For three years after his graduation he taught nationality knowledge at Benedek Elek Nursery College of Sopron, between 1995 and 1997 he worked as a teaching assistant at the Dániel Berzsenyi College of Szombathely at the German Language and Literature Department, then as an adjunct. In 1997, he started to teach at the University of Veszprém, where he was a senior adjunct at the Department of German Language and Literature. In 1999, he left Veszprém and started his doctoral studies at the German Doctoral School of Eötvös Loránd University. In addition, he worked at the Faculty of Humanities of the Eötvös Loránd University as an adjunct professor at the German Institute. He was appointed university docent in 2007 and habilitated in 2010. Between 2011 and 2015, he was Deputy Strategic Dean of the Faculty of Arts, and from 2012 to 2016, he was a member of the University Senate. Between 2014 and 2017 he held the position of Deputy Director of Eötvös Loránd University, Faculty of Arts, German Institute. In addition to his work in Hungary, he was a guest lecturer and researcher at a number of German and Austrian universities (Greifswald, Bonn, Vienna, Tübingen, Marburg, Regensburg).
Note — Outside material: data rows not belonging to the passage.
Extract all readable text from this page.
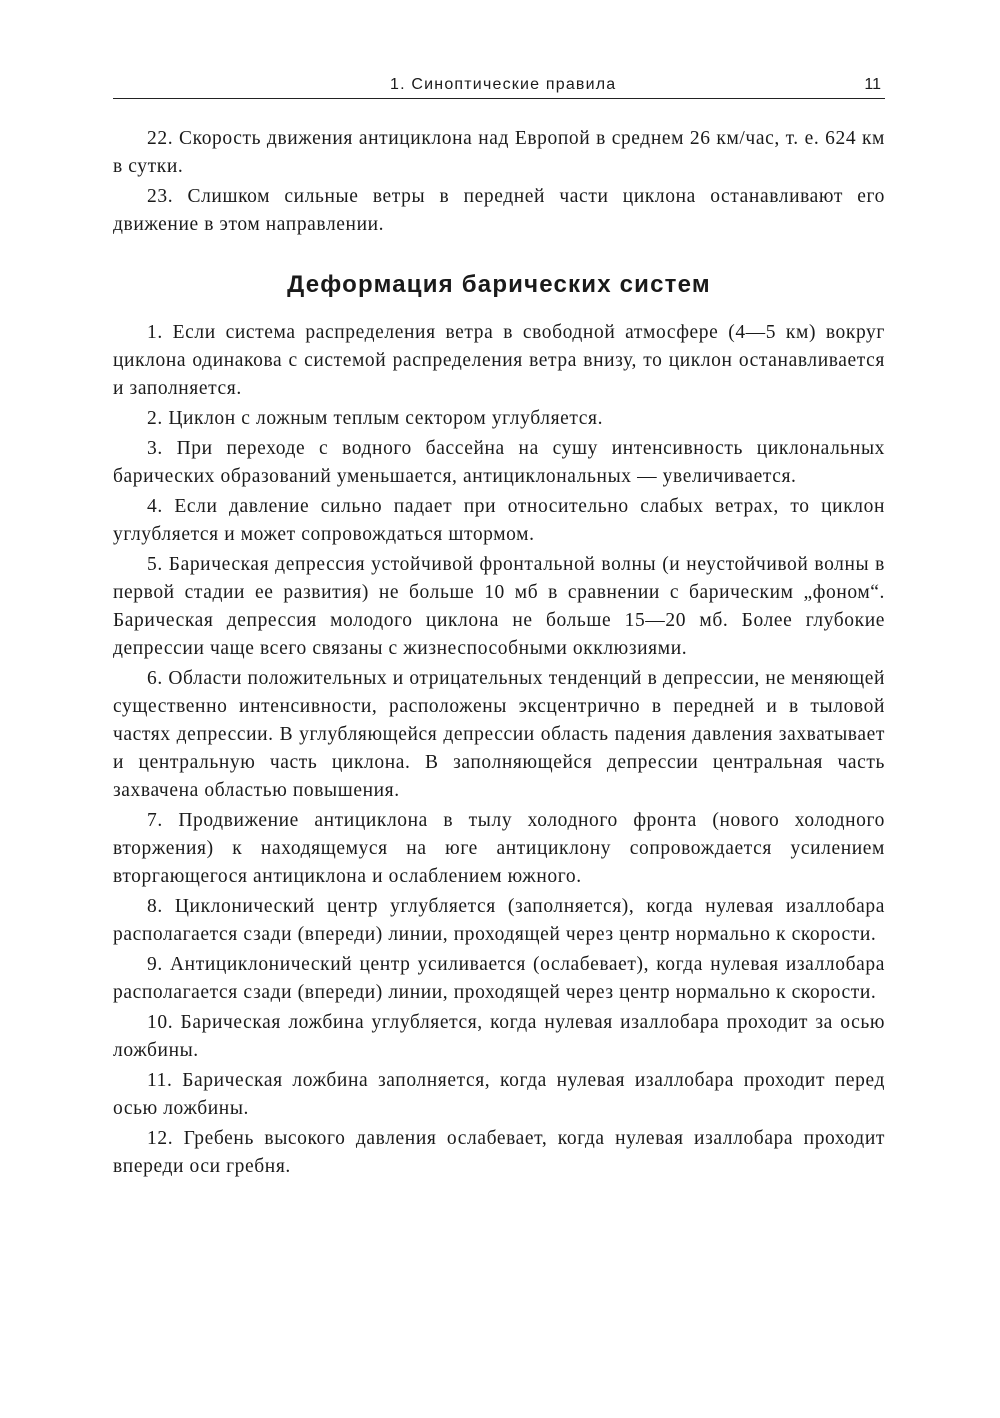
1. Синоптические правила	11

22. Скорость движения антициклона над Европой в среднем 26 км/час, т. е. 624 км в сутки.

23. Слишком сильные ветры в передней части циклона останавливают его движение в этом направлении.

Деформация барических систем

1. Если система распределения ветра в свободной атмосфере (4—5 км) вокруг циклона одинакова с системой распределения ветра внизу, то циклон останавливается и заполняется.

2. Циклон с ложным теплым сектором углубляется.

3. При переходе с водного бассейна на сушу интенсивность циклональных барических образований уменьшается, антициклональных — увеличивается.

4. Если давление сильно падает при относительно слабых ветрах, то циклон углубляется и может сопровождаться штормом.

5. Барическая депрессия устойчивой фронтальной волны (и неустойчивой волны в первой стадии ее развития) не больше 10 мб в сравнении с барическим „фоном“. Барическая депрессия молодого циклона не больше 15—20 мб. Более глубокие депрессии чаще всего связаны с жизнеспособными окклюзиями.

6. Области положительных и отрицательных тенденций в депрессии, не меняющей существенно интенсивности, расположены эксцентрично в передней и в тыловой частях депрессии. В углубляющейся депрессии область падения давления захватывает и центральную часть циклона. В заполняющейся депрессии центральная часть захвачена областью повышения.

7. Продвижение антициклона в тылу холодного фронта (нового холодного вторжения) к находящемуся на юге антициклону сопровождается усилением вторгающегося антициклона и ослаблением южного.

8. Циклонический центр углубляется (заполняется), когда нулевая изаллобара располагается сзади (впереди) линии, проходящей через центр нормально к скорости.

9. Антициклонический центр усиливается (ослабевает), когда нулевая изаллобара располагается сзади (впереди) линии, проходящей через центр нормально к скорости.

10. Барическая ложбина углубляется, когда нулевая изаллобара проходит за осью ложбины.

11. Барическая ложбина заполняется, когда нулевая изаллобара проходит перед осью ложбины.

12. Гребень высокого давления ослабевает, когда нулевая изаллобара проходит впереди оси гребня.
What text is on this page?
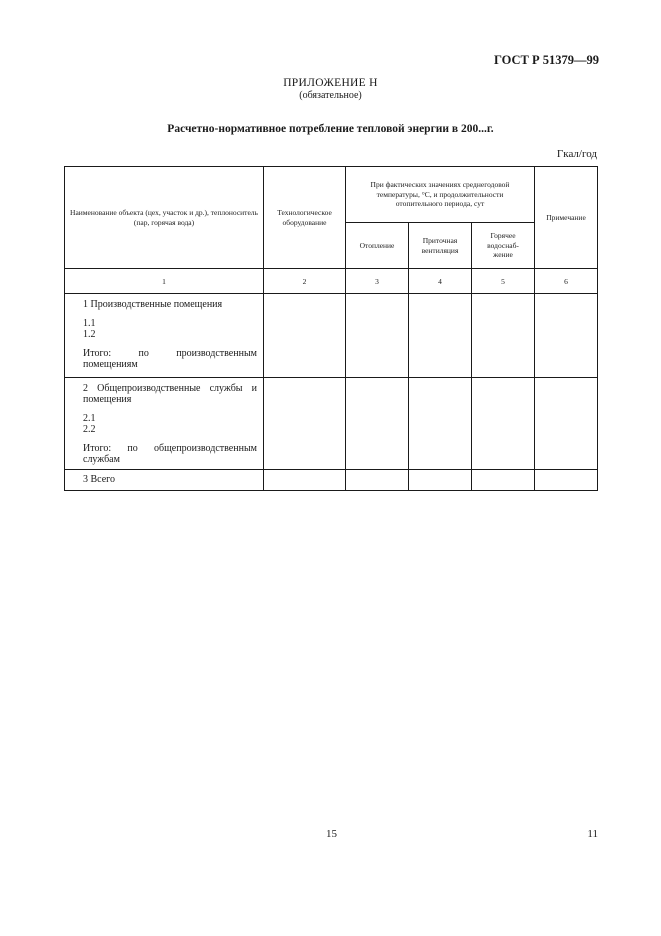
ГОСТ Р 51379—99
ПРИЛОЖЕНИЕ Н
(обязательное)
Расчетно-нормативное потребление тепловой энергии в 200...г.
Гкал/год
Наименование объекта (цех, участок и др.), теплоноситель (пар, горячая вода)	Технологическое оборудование	При фактических значениях среднегодовой температуры, °С, и продолжительности отопительного периода, сут			Примечание
		Отопление	Приточная вентиляция	Горячее водоснаб-жение	
1	2	3	4	5	6

1 Производственные помещения
1.1
1.2
Итого: по производственным помещениям					

2 Общепроизводственные службы и помещения
2.1
2.2
Итого: по общепроизводственным службам					

3 Всего					

15	11
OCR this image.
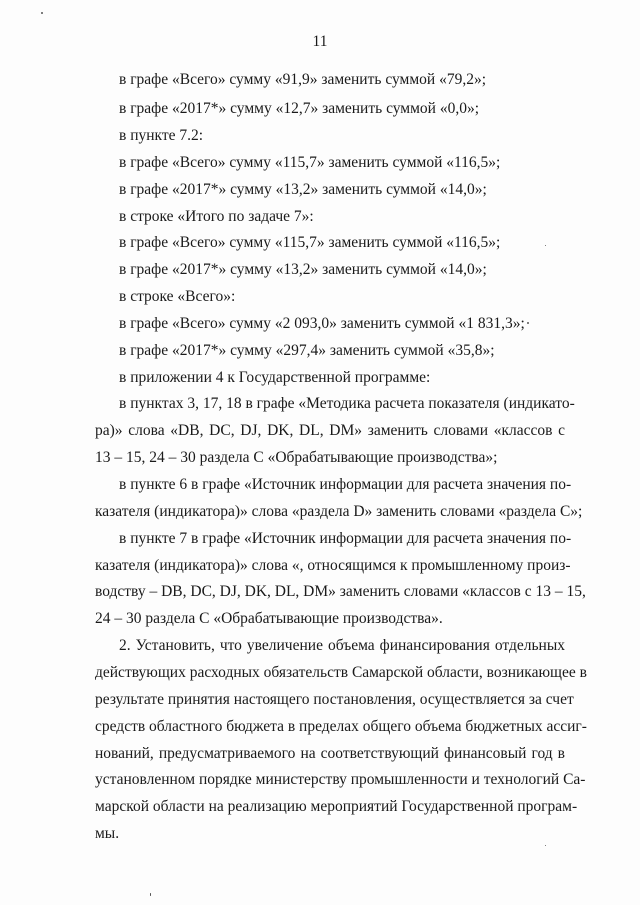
11
в графе «Всего» сумму «91,9» заменить суммой «79,2»;
в графе «2017*» сумму «12,7» заменить суммой «0,0»;
в пункте 7.2:
в графе «Всего» сумму «115,7» заменить суммой «116,5»;
в графе «2017*» сумму «13,2» заменить суммой «14,0»;
в строке «Итого по задаче 7»:
в графе «Всего» сумму «115,7» заменить суммой «116,5»;
в графе «2017*» сумму «13,2» заменить суммой «14,0»;
в строке «Всего»:
в графе «Всего» сумму «2 093,0» заменить суммой «1 831,3»;
в графе «2017*» сумму «297,4» заменить суммой «35,8»;
в приложении 4 к Государственной программе:
в пунктах 3, 17, 18 в графе «Методика расчета показателя (индикато-
ра)» слова «DB, DC, DJ, DK, DL, DM» заменить словами «классов с
13 – 15, 24 – 30 раздела С «Обрабатывающие производства»;
в пункте 6 в графе «Источник информации для расчета значения по-
казателя (индикатора)» слова «раздела D» заменить словами «раздела С»;
в пункте 7 в графе «Источник информации для расчета значения по-
казателя (индикатора)» слова «, относящимся к промышленному произ-
водству – DB, DC, DJ, DK, DL, DM» заменить словами «классов с 13 – 15,
24 – 30 раздела С «Обрабатывающие производства».
2. Установить, что увеличение объема финансирования отдельных
действующих расходных обязательств Самарской области, возникающее в
результате принятия настоящего постановления, осуществляется за счет
средств областного бюджета в пределах общего объема бюджетных ассиг-
нований, предусматриваемого на соответствующий финансовый год в
установленном порядке министерству промышленности и технологий Са-
марской области на реализацию мероприятий Государственной програм-
мы.
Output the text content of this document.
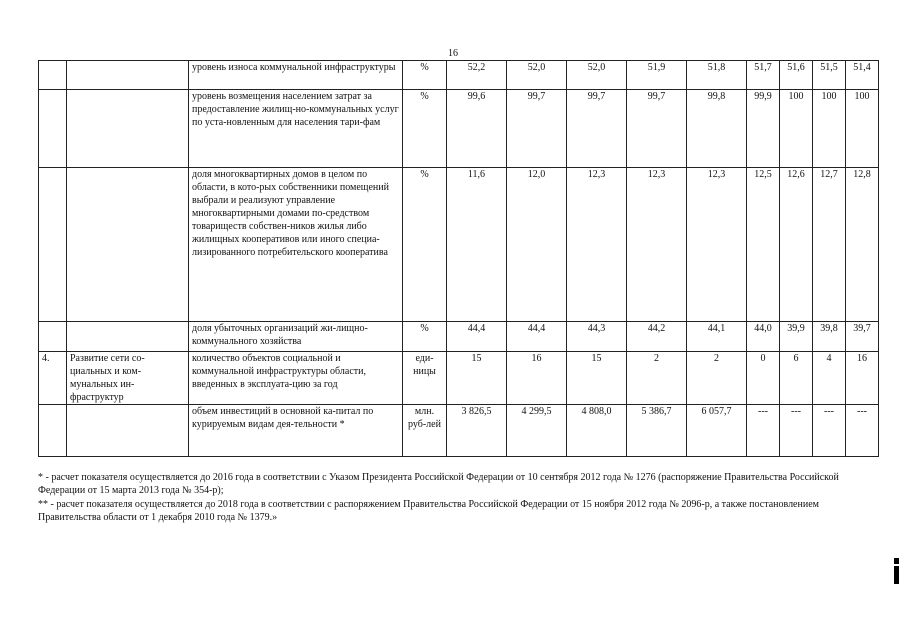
16
		уровень износа коммунальной инфраструктуры	%	52,2	52,0	52,0	51,9	51,8	51,7	51,6	51,5	51,4
		уровень возмещения населением затрат за предоставление жилищ-но-коммунальных услуг по уста-новленным для населения тари-фам	%	99,6	99,7	99,7	99,7	99,8	99,9	100	100	100
		доля многоквартирных домов в целом по области, в кото-рых собственники помещений выбрали и реализуют управление многоквартирными домами по-средством товариществ собствен-ников жилья либо жилищных кооперативов или иного специа-лизированного потребительского кооператива	%	11,6	12,0	12,3	12,3	12,3	12,5	12,6	12,7	12,8
		доля убыточных организаций жи-лищно-коммунального хозяйства	%	44,4	44,4	44,3	44,2	44,1	44,0	39,9	39,8	39,7
4.	Развитие сети со-циальных и ком-мунальных ин-фраструктур	количество объектов социальной и коммунальной инфраструктуры области, введенных в эксплуата-цию за год	еди-ницы	15	16	15	2	2	0	6	4	16
		объем инвестиций в основной ка-питал по курируемым видам дея-тельности *	млн. руб-лей	3 826,5	4 299,5	4 808,0	5 386,7	6 057,7	---	---	---	---

* - расчет показателя осуществляется до 2016 года в соответствии с Указом Президента Российской Федерации от 10 сентября 2012 года № 1276 (распоряжение Правительства Российской Федерации от 15 марта 2013 года № 354-р);

** - расчет показателя осуществляется до 2018 года в соответствии с распоряжением Правительства Российской Федерации от 15 ноября 2012 года № 2096-р, а также постановлением Правительства области от 1 декабря 2010 года № 1379.»
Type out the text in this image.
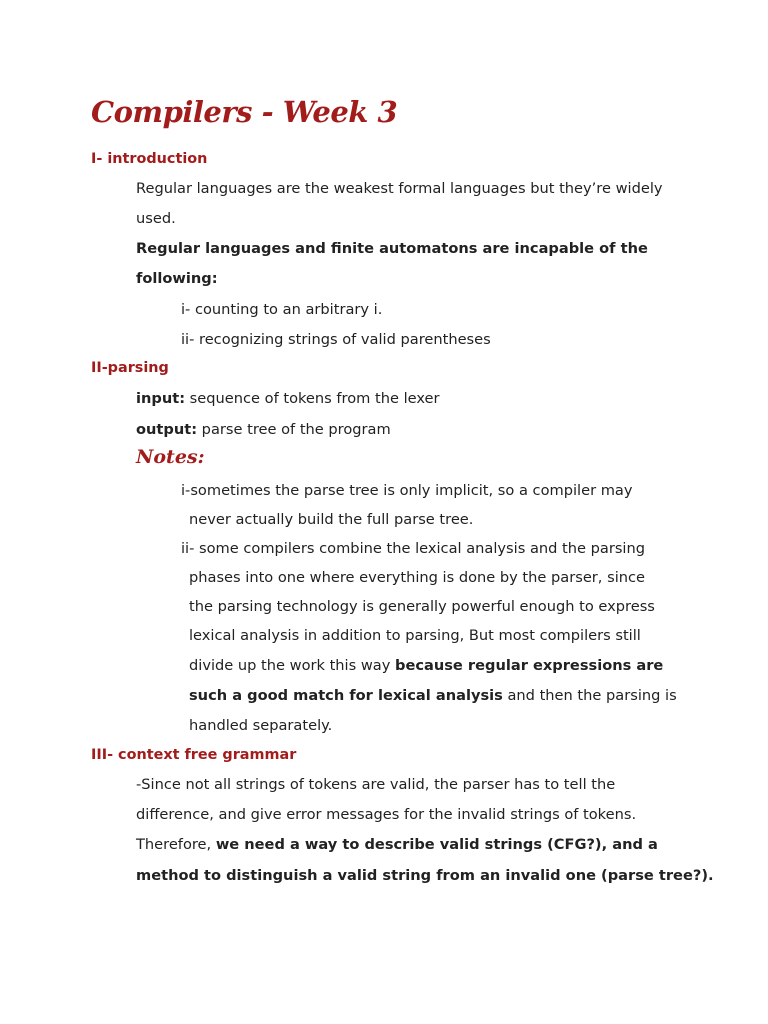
Compilers - Week 3
I- introduction
Regular languages are the weakest formal languages but they’re widely
used.
Regular languages and finite automatons are incapable of the
following:
i- counting to an arbitrary i.
ii- recognizing strings of valid parentheses
II-parsing
input: sequence of tokens from the lexer
output: parse tree of the program
Notes:
i-sometimes the parse tree is only implicit, so a compiler may
never actually build the full parse tree.
ii- some compilers combine the lexical analysis and the parsing
phases into one where everything is done by the parser, since
the parsing technology is generally powerful enough to express
lexical analysis in addition to parsing, But most compilers still
divide up the work this way because regular expressions are
such a good match for lexical analysis and then the parsing is
handled separately.
III- context free grammar
-Since not all strings of tokens are valid, the parser has to tell the
difference, and give error messages for the invalid strings of tokens.
Therefore, we need a way to describe valid strings (CFG?), and a
method to distinguish a valid string from an invalid one (parse tree?).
In 2002, he defended his PhD thesis. He became a member of the Linguistics Committee of the Hungarian Academy of Sciences. He is also a member of several scientific associations: Hungarian Germanist Association, International German Dialectological Society (Central German Dialectological Society), Central European German Association (Mitteleuropäischer Germanistenverband), German Central, Eastern, and South-East Europe Central-Research Scientific Adviser, University of Regensburg. He is also a board member of the international editorial board of the online magazine INTRALINEA and a member of the chairman's committee of the publisher of Wiener Sprachblatt. He publishes his scientific publications in Hungarian, German, and English.

== Political career ==
After the end of communism in Hungary, Brenner became an active participant in German national life in Hungary; between 1992 and 1994, he was the head of the Sopron office of the Hungarian Germans' Association. He then became a member of the National Self-Government of Germans in Hungary. From 1996 to 2017, he represented the MNOÖ (the National Self-Government of German in Hungary) in the Federal Union of European Nationalities (FUEN). In 1998, he also became a member of the Association of German Writers and Artists in Hungary (VudAK). In 2015, he also became active in national politics and became an education and foreign affairs expert for the Jobbik, and then in 2017, it was announced that the party would be a Sopron candidate in the 2018 parliamentary elections, which led to his resignation from MNOÖ. He was behind the Fidesz candidate (Attila Barcza) in the election, but won a seat on the national list. In addition, to his foreign affairs committee in Parliament, he will be a member of the national cohesion committee until 2020, and a member of the legislative committee from April 2020. Since the end of 2018, he has held the position of deputy leader of the Parliamentary Group of Jobbik. He is a member of the Parliamentary Assembly of the Council of Europe, where his foreign policy focuses on the protection of national minorities and education policy. Member of the Committee on Culture, Education, and the Media, rapporteur on academic freedom and university autonomy.

After Fidesz tried to hinder his election by not providing a quorum for the parliamentary vote, he was elected for the third run by 109 votes to 1, with 1 abstention.

Brenner was the Jobbik's candidate for Mayor of Budapest in the 2024 mayoral election. He withdrew his candidacy and endorsed independent candidate Dávid Vitézy on 19 April 2024.